We put you in headfirst. I cried out as you slid halfway into the tunnel and stuck fast, as your belt caught on the metal surround. Laura pulled hard on your jeans, and you made a sound. An involuntary groan as air was forced from your lungs.
I couldn’t watch. I turned away and heard the heavy drag as you traveled into the tank; a loud, dull clunk as you hit the bottom.
Silence.
I had stopped crying, but my heart ached with loss and guilt. If the police had arrived right then, I think I would have told them everything.
Not Laura.
“Now we need to clean up.”
* * *
• • •
It was Laura’s idea to fake the suicide.
“If we report him missing, they’ll see you as a suspect. They always do.”

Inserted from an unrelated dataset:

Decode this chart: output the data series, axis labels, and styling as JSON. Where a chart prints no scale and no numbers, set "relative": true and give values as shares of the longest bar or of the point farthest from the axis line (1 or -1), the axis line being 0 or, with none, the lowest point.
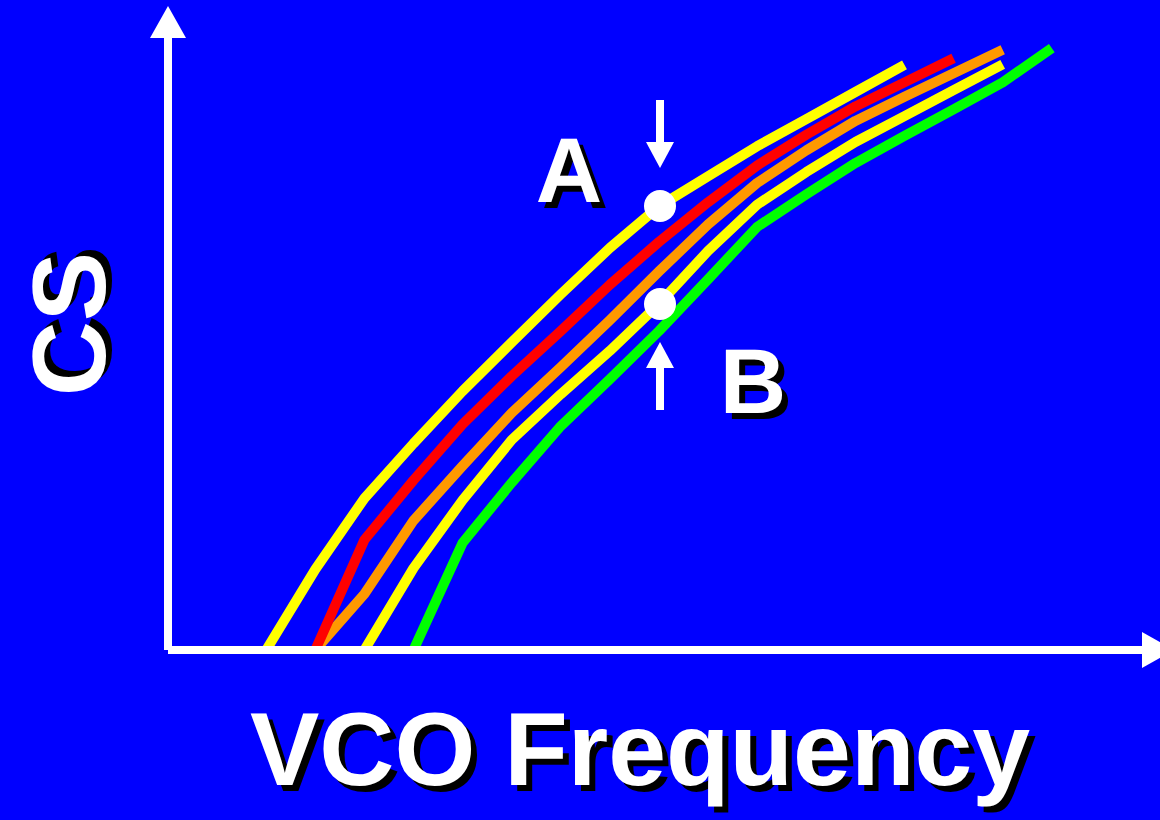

She made me go over the plan again and again; then she left. I didn’t sleep. I sat in the kitchen, looking out the window at the garden I’d turned into a grave. I cried for you, and—yes—I cried for me, too.
Laura drove to Brighton as soon as it was light, waited for the shops to open, and bought a mobile phone. An untraceable SIM card. She called the police; said she’d seen you go over the cliff edge.
Every day I expected the police to come. Every day I jumped when the doorbell rang. I couldn’t sleep; couldn’t eat. Anna tried to tempt me with scrambled eggs, scraps of smoked salmon, tiny bowls of fruit salad, her eyes full of her own grief, even as she tried to lessen mine.